The “Pantheon of Pleasure” that waited upstairs for VIP ticket holders was the most otherworldly aspect of the event. The red-lit BDSM dungeon was advertised as being “fit for Aphrodite herself”—with a reassuring emphasis on respect for the limits, consent and agency of all involved.
As I ascended the stairs, I was nervous, unsure if seeing aggressive sexuality up close would make me uncomfortable. Upon entering the dungeon, there were two cages standing guard before a bar with leather couches. In the center stood a classic St. Andrews Cross, used for bondage in the BDSM tradition. A man wearing nothing but underwear was bound to the cross, getting whipped by two latex-clad dominatrixes. In the other room, a woman tied up a friend or perhaps a lover while an audience watched from the seats surrounding them.
In contrast to my initial misgivings, what I found was, for the most part, gentle and playful eroticism. While I was ostensibly in a sex dungeon, there was no nudity; the experience seemed more oriented toward exhibitionism and voyeurism. Some were there to participate, but many more were clearly there to have their elaborate and time-consuming costumes be observed, taking spots at the front of the room to peacock or pose like statues. Still others perched quietly in lounge chairs, observing the spectacle around them.

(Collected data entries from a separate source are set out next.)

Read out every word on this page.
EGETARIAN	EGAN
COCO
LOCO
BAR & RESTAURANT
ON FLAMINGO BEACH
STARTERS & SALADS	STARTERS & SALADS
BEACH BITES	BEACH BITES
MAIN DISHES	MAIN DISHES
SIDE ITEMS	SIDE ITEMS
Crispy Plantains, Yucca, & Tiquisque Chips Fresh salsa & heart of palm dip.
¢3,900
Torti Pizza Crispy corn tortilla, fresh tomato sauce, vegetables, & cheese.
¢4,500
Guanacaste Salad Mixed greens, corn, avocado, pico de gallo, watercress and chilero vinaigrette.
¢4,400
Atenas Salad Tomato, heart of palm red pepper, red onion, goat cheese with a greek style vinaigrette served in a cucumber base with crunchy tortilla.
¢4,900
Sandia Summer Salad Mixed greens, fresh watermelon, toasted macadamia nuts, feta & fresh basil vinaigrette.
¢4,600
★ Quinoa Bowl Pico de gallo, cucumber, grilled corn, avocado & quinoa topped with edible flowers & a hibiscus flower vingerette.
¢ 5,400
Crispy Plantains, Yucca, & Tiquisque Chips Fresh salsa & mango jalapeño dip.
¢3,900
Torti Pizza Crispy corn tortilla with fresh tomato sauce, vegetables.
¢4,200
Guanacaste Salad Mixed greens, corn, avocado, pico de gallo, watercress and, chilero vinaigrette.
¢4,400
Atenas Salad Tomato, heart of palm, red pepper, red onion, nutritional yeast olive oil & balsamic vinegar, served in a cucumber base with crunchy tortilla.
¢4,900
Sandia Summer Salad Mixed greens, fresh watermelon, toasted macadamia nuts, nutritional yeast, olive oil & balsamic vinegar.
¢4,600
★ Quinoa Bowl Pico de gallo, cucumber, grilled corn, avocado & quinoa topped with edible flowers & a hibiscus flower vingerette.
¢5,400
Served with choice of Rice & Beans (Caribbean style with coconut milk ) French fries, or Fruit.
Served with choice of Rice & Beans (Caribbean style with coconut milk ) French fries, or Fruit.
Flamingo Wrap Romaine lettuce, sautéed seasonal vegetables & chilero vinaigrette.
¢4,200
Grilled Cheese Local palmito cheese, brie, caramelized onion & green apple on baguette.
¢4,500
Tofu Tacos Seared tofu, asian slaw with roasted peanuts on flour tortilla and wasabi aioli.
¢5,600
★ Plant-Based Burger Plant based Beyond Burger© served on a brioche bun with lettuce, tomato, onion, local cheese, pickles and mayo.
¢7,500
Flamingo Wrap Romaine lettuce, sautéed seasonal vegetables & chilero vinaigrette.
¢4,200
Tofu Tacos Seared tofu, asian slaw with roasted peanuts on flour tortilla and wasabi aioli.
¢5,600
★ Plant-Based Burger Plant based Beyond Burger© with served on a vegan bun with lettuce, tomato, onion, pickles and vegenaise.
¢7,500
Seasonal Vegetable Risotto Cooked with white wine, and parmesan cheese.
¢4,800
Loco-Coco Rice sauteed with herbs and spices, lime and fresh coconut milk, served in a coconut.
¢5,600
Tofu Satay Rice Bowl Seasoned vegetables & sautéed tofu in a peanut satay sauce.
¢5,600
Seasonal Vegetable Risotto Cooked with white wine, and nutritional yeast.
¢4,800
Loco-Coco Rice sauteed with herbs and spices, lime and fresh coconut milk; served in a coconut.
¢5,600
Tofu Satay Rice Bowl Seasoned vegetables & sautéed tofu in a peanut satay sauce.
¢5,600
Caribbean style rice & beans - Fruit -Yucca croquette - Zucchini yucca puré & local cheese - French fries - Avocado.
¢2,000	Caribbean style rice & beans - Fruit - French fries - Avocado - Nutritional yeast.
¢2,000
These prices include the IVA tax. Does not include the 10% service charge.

The entirety of the Temple of Medusa experience is a testament to Lee’s status as one of the preeminent nightlife impresarios in the New York club scene. It’s worth noting that this level of erotic immersion is not for everyone, but Dances of Vice has accrued a dedicated following in New York for good reason. For those searching for Dionysian frenzy in its most echt form—particularly experiences designed for the female gaze—Shien Lee’s highly curated productions are a must-see.